Потом они садились за круглый стол, накрытый бумагой, то есть садились он и Женя. Дамы приносили мешочек фасоли, клали перед братом и усаживались на диван. И начиналось. Женя, преодолевая волнение, становился очень серьезным. Опять потирал свои высохшие ладони, потом стискивал их, они неприятно хрустели, будто демонстрировали собравшимся, что Женино тело состоит из костей, косточек, неплотно соединенных между собой тонкой кожистой перепонкой. Молча высыпал фасолины на бумагу, а потом брал по две и отодвигал в сторону. Повторял так много раз, и на С. нападала сонливость. Он мысленно возвращался на службу, рассеянно вспоминал рабочий день: затхлый воздух кабинетов, узор персидского ковра около стола, чье-то лицо, случайно замеченное на лестнице, документы на подпись, силуэт Риты, решающей кроссворд из «Пшекруя». Дрейфовал среди этих образов, задремывая под бормотание старика. Женины пальцы перебирали зерна фасоли, ударяющиеся друг о друга с сухим приятным потрескиваньем. И всякий раз С. думал, что устал, что перерабатывает и – что хуже всего – его усилия не только напрасны, но даже подозрительны, как, впрочем, и всё вокруг. Он расслаблялся и почти засыпал. Женя химическим карандашом рисовал между фасолинами какие-то, казалось, бессмысленные линии. И начинал говорить. «Застой, застой», – повторял он, например.

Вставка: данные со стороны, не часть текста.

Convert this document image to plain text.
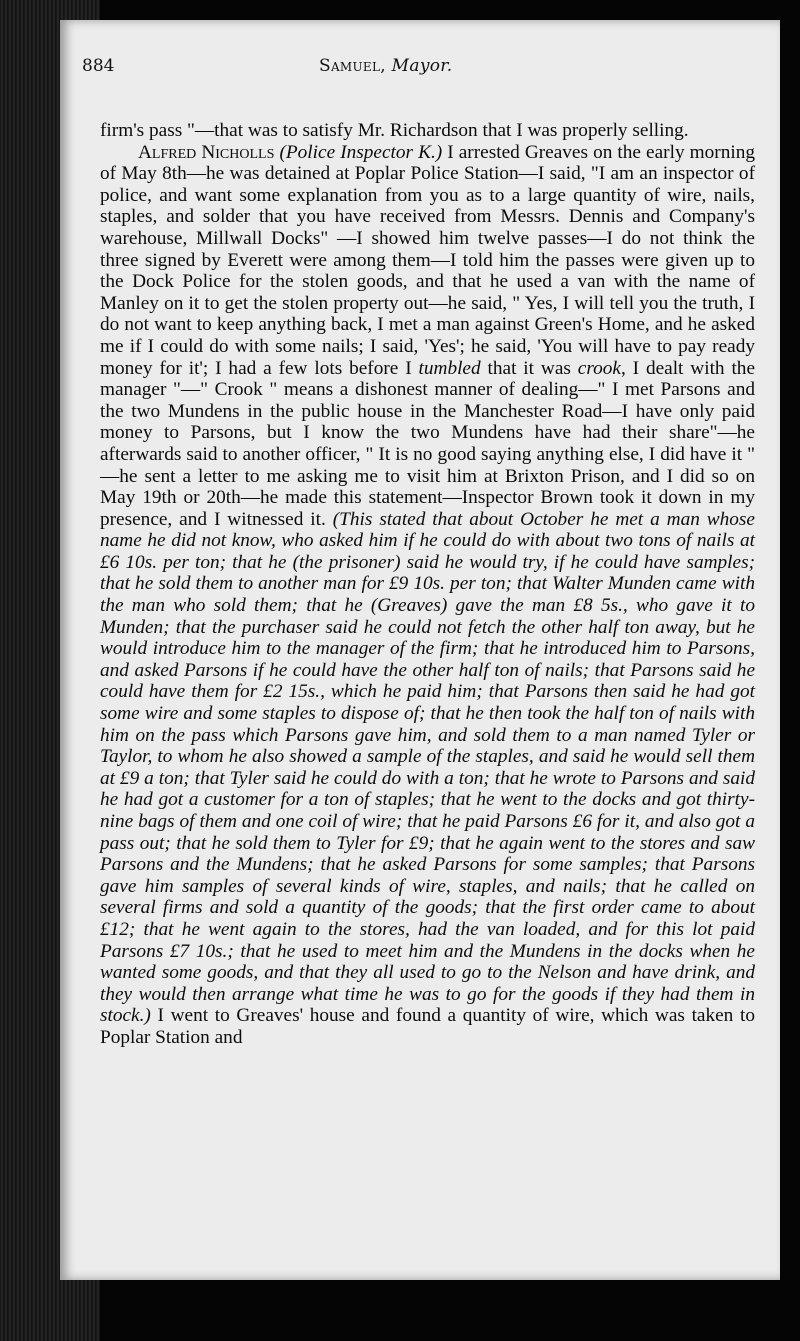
884	Samuel, Mayor.

firm's pass "—that was to satisfy Mr. Richardson that I was properly selling.

Alfred Nicholls (Police Inspector K.) I arrested Greaves on the early morning of May 8th—he was detained at Poplar Police Station—I said, "I am an inspector of police, and want some explanation from you as to a large quantity of wire, nails, staples, and solder that you have received from Messrs. Dennis and Company's warehouse, Millwall Docks" —I showed him twelve passes—I do not think the three signed by Everett were among them—I told him the passes were given up to the Dock Police for the stolen goods, and that he used a van with the name of Manley on it to get the stolen property out—he said, " Yes, I will tell you the truth, I do not want to keep anything back, I met a man against Green's Home, and he asked me if I could do with some nails; I said, 'Yes'; he said, 'You will have to pay ready money for it'; I had a few lots before I tumbled that it was crook, I dealt with the manager "—" Crook " means a dishonest manner of dealing—" I met Parsons and the two Mundens in the public house in the Manchester Road—I have only paid money to Parsons, but I know the two Mundens have had their share"—he afterwards said to another officer, " It is no good saying anything else, I did have it " —he sent a letter to me asking me to visit him at Brixton Prison, and I did so on May 19th or 20th—he made this statement—Inspector Brown took it down in my presence, and I witnessed it. (This stated that about October he met a man whose name he did not know, who asked him if he could do with about two tons of nails at £6 10s. per ton; that he (the prisoner) said he would try, if he could have samples; that he sold them to another man for £9 10s. per ton; that Walter Munden came with the man who sold them; that he (Greaves) gave the man £8 5s., who gave it to Munden; that the purchaser said he could not fetch the other half ton away, but he would introduce him to the manager of the firm; that he introduced him to Parsons, and asked Parsons if he could have the other half ton of nails; that Parsons said he could have them for £2 15s., which he paid him; that Parsons then said he had got some wire and some staples to dispose of; that he then took the half ton of nails with him on the pass which Parsons gave him, and sold them to a man named Tyler or Taylor, to whom he also showed a sample of the staples, and said he would sell them at £9 a ton; that Tyler said he could do with a ton; that he wrote to Parsons and said he had got a customer for a ton of staples; that he went to the docks and got thirty-nine bags of them and one coil of wire; that he paid Parsons £6 for it, and also got a pass out; that he sold them to Tyler for £9; that he again went to the stores and saw Parsons and the Mundens; that he asked Parsons for some samples; that Parsons gave him samples of several kinds of wire, staples, and nails; that he called on several firms and sold a quantity of the goods; that the first order came to about £12; that he went again to the stores, had the van loaded, and for this lot paid Parsons £7 10s.; that he used to meet him and the Mundens in the docks when he wanted some goods, and that they all used to go to the Nelson and have drink, and they would then arrange what time he was to go for the goods if they had them in stock.) I went to Greaves' house and found a quantity of wire, which was taken to Poplar Station and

Или: «У человека справа от тебя есть идея, которая приведет к опасной перемене. Этого не удастся избежать. Чтобы быть готовым, ты должен узнать его замыслы. Человек слева от тебя болен, и ему угрожает смерть. Да, наверное, он умрет». – «Каждый умрет, – не могла смолчать Уршуля. – Это неточная информация. Ты должен сказать, когда умрет». Женя, недовольный вмешательством, склонялся над фасолью, моргая от напряжения. «Откуда я знаю, когда. Если ты такая умная, сама сюда садись». С. во время этих препирательств раздумывал, кто может быть этот «справа», а кто «слева». Идет ли речь о расположении комнат или Женя использует какие-то неясные метафоры? Кто более «левый», а кто «правый»? Имеется ли в виду мировоззрение или политические взгляды, а может, левый и правый – это какая-то моральная оценка?
Но именно со смертью Женя попал в точку. Товарищ Каспшик, начальник С., вдруг заболел воспалением легких и сгорел за две недели. Задним числом С. признал, что покойный был «левый». Он сказал об этом сестрам и брату. Женя радовался. «Я же говорил, я же говорил!» – возбужденно повторял он.
Да, Женя говорил общо, загадочно, и со временем все удивительным образом сбывалось. Но очень редко в точности. Предсказания в основном касались банальных мелочей. Что С. потеряет ключи от дома, что «кто-то, связанный с автомобилем, удвоится» (у Петровского родилась двойня) или что С. на мгновение станет змеей (во время очередной ссоры Рита крикнула: «Ты, холодная змея!»). И тому подобное. С. думал: как это получается, в чем суть совпадений? Преодолевая внутреннее сопротивление прирожденного реалиста, он представлял себе, что в предсказаниях заложены семена всех тех событий, которые прорастут в будущем, хотя до конца неведомо, как. Зернам фасоли известна природа других зерен – событий, которые еще не произошли. Потенциально возможные события способны к взаимопроникновению и взаимоузнаванию. Так он себе это объяснял. Отнюдь не все должно быть понятно. Понятные пророчества были бы подозрительны. Ведь будущее еще не настало, поэтому нет языка, на котором можно было бы о нем рассказать. Вот чем объясняются неясные метафоры в Жениных устах. Когда в феврале или еще в конце января 1953 года старик сказал о «великой смерти, после которой для тебя все повернется к лучшему», С. подумал о каком-то дальнем родственнике и его наследстве. Это было первое, что пришло ему в голову, но теперь, задним числом, стало ясно, что речь шла о смерти Сталина. И через год С. перебрался с пятого этажа на второй и вот уже ездил на черном лимузине, а Рита в большой квартире сразу почувствовала себя счастливой. Ну и что с того, если все выяснилось только после случившегося, а странные слова Жени стали понятны лишь по прошествии времени.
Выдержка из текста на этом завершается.